Citibank cuts base lending rate to spur loans uptake
Posted Tuesday, August 7 2012 at 20:06
The Kenyan banking arm of financial services firm Citibank has cut its base lending rate.
The bank joins other lenders that have reduced their cost of lending following the drop in Central Bank of Kenya’s (CBK) benchmark rate last month.
The ninth largest bank in the country said the cut to 19 per cent from 22 per cent beginning mid next week was a reaction to the banking regulator’s cue for lower lending rates.
“The action we have taken is in recognition of the Central Bank of Kenya’s recent action to ensure we are offering our clients a commercially competitive base rate,” said Citibank chief executive officer Dan Connelly.
The lender, which mainly focuses on corporate lending, joins other banks such as Barclays, Kenya Commercial Bank Group, Equity Bank and Diamond Trust Bank, which have announced rate cuts following the decision by the regulator to lower its benchmark rate to 16.5 per cent from 18 per cent.

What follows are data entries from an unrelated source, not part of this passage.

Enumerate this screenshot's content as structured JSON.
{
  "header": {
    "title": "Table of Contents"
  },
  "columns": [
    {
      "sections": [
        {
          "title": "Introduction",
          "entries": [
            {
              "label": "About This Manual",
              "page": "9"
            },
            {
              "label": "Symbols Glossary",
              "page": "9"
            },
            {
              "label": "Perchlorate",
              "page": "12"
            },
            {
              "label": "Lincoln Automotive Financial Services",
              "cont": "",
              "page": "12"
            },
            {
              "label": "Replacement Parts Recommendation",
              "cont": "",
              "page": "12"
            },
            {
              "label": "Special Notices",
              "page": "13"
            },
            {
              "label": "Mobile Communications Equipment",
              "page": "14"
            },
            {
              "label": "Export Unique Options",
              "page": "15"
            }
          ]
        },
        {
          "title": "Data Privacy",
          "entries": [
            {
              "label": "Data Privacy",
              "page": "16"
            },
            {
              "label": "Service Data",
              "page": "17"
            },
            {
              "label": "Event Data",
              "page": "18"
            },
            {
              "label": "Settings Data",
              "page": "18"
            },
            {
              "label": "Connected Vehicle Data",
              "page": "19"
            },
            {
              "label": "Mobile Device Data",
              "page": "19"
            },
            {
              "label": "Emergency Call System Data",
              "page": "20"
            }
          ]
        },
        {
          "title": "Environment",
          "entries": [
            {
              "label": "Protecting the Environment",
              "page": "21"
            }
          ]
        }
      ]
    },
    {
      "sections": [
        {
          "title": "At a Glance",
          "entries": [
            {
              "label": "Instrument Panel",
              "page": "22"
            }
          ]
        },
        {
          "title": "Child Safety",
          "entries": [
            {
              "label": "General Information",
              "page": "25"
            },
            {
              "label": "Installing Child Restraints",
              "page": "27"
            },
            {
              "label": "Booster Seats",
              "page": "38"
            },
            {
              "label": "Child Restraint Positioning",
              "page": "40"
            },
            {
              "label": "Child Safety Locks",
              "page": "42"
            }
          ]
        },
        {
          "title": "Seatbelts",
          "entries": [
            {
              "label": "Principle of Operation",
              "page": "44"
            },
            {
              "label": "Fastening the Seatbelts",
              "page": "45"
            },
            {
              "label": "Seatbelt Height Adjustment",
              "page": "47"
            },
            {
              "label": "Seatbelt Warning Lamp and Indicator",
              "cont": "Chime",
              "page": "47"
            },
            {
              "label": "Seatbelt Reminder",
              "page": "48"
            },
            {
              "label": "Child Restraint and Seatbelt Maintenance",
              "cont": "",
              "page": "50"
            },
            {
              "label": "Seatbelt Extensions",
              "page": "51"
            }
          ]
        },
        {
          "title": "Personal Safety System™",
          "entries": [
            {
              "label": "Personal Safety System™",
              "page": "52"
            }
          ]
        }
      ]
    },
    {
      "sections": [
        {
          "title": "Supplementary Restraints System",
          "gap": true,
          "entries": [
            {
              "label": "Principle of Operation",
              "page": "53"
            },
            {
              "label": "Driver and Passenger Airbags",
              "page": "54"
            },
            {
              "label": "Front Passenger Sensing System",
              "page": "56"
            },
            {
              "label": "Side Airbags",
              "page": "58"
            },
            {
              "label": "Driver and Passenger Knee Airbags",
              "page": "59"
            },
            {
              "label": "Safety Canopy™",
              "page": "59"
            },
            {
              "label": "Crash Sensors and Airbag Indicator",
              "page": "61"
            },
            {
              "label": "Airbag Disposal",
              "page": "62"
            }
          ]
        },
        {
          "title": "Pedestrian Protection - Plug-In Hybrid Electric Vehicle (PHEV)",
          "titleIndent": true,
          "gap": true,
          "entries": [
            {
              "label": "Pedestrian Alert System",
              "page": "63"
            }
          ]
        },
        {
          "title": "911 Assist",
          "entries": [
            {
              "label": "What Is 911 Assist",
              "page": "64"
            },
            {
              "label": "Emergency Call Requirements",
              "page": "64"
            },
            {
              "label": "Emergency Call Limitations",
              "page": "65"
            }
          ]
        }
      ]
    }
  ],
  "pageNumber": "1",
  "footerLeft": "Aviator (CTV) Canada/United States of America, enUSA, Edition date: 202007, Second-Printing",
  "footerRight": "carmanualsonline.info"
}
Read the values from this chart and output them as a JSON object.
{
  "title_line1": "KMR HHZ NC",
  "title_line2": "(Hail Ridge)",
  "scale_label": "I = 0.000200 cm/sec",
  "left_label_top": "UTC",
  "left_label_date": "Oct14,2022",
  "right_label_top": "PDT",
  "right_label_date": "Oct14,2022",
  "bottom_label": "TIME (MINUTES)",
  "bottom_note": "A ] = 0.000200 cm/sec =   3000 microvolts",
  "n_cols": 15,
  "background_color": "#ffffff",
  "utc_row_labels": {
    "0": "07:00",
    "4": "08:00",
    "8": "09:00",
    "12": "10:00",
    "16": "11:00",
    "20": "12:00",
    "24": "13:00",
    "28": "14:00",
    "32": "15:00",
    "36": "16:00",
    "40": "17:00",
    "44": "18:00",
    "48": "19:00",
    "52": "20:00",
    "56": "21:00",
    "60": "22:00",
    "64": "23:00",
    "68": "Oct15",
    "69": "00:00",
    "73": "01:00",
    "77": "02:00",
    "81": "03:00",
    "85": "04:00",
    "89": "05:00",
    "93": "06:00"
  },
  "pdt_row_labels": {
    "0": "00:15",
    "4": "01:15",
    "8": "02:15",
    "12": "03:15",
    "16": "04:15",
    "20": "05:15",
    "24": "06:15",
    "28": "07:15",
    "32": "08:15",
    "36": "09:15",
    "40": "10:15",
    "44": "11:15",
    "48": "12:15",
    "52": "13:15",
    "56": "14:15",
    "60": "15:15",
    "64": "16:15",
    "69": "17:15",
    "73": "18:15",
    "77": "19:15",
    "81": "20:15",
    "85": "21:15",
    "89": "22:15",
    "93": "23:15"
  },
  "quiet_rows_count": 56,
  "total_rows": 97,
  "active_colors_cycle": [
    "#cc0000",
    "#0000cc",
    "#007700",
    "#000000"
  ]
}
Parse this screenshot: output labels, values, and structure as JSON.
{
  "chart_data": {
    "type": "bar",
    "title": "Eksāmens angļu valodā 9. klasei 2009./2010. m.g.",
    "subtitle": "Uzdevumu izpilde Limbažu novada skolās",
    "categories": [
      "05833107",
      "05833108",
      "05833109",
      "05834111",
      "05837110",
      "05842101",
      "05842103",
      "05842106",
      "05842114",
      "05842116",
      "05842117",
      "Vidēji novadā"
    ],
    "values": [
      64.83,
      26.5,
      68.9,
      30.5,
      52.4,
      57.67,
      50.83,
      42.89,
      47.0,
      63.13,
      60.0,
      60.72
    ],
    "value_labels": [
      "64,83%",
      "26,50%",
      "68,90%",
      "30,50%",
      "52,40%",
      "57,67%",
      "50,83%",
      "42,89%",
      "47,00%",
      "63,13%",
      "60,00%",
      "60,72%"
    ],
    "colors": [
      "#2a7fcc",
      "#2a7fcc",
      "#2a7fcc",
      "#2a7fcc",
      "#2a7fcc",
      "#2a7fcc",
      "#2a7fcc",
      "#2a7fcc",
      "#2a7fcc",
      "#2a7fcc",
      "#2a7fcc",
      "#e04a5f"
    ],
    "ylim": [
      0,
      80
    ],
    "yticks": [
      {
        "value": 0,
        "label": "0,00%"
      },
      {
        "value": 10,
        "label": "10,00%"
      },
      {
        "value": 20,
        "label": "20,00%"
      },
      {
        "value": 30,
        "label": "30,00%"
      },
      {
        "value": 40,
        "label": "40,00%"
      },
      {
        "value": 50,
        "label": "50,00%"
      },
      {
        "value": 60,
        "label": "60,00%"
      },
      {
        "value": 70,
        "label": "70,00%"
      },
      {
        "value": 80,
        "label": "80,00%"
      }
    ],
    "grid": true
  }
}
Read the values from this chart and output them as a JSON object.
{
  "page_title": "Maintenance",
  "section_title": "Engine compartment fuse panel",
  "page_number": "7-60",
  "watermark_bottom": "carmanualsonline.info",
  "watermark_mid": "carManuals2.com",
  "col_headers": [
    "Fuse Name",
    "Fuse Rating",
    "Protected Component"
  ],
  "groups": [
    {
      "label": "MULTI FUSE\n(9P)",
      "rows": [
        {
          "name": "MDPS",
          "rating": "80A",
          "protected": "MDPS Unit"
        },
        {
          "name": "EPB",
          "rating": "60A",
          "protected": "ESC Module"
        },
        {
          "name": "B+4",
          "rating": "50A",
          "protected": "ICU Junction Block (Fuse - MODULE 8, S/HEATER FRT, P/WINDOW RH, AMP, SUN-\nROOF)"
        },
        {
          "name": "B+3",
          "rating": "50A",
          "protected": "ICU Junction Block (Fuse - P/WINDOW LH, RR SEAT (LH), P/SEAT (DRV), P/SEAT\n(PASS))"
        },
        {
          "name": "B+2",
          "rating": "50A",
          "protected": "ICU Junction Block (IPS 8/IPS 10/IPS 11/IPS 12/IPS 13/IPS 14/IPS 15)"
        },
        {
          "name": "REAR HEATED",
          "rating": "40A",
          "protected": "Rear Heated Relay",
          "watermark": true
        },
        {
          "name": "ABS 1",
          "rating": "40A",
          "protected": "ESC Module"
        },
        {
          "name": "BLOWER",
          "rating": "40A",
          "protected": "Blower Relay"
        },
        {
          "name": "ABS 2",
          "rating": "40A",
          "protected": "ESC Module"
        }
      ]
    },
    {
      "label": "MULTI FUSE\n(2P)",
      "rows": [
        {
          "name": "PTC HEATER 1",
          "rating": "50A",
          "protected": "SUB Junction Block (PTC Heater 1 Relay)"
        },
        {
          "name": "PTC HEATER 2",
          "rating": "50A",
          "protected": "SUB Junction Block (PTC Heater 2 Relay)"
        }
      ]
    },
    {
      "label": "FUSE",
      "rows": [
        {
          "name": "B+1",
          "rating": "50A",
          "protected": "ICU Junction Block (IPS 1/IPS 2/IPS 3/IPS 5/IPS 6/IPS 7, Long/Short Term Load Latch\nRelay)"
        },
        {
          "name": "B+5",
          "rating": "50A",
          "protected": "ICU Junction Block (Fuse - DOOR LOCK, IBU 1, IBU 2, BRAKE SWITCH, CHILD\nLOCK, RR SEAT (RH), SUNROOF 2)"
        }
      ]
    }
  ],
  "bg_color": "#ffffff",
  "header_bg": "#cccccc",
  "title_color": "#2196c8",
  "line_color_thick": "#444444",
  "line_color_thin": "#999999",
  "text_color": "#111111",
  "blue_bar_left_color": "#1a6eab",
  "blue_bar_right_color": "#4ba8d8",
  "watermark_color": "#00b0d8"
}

“We hope that this will help to spur economic growth in various markets through more affordable credit and that this reduction will support our customers effort to grow their business,” said Mr Connelly.
Equity, during the release of its half-year financial performance two weeks ago said it had cut its base lending rate to 20 per cent while during the same week, I&M Bank also said that it would cut its base rate to 22.5 per cent from next month.
Barclays Bank was the first to cut its base lending rate, to 21 per cent from 22.5 per cent beginning this month followed by Standard Chartered that lowered its rate by 1.5 percentage points.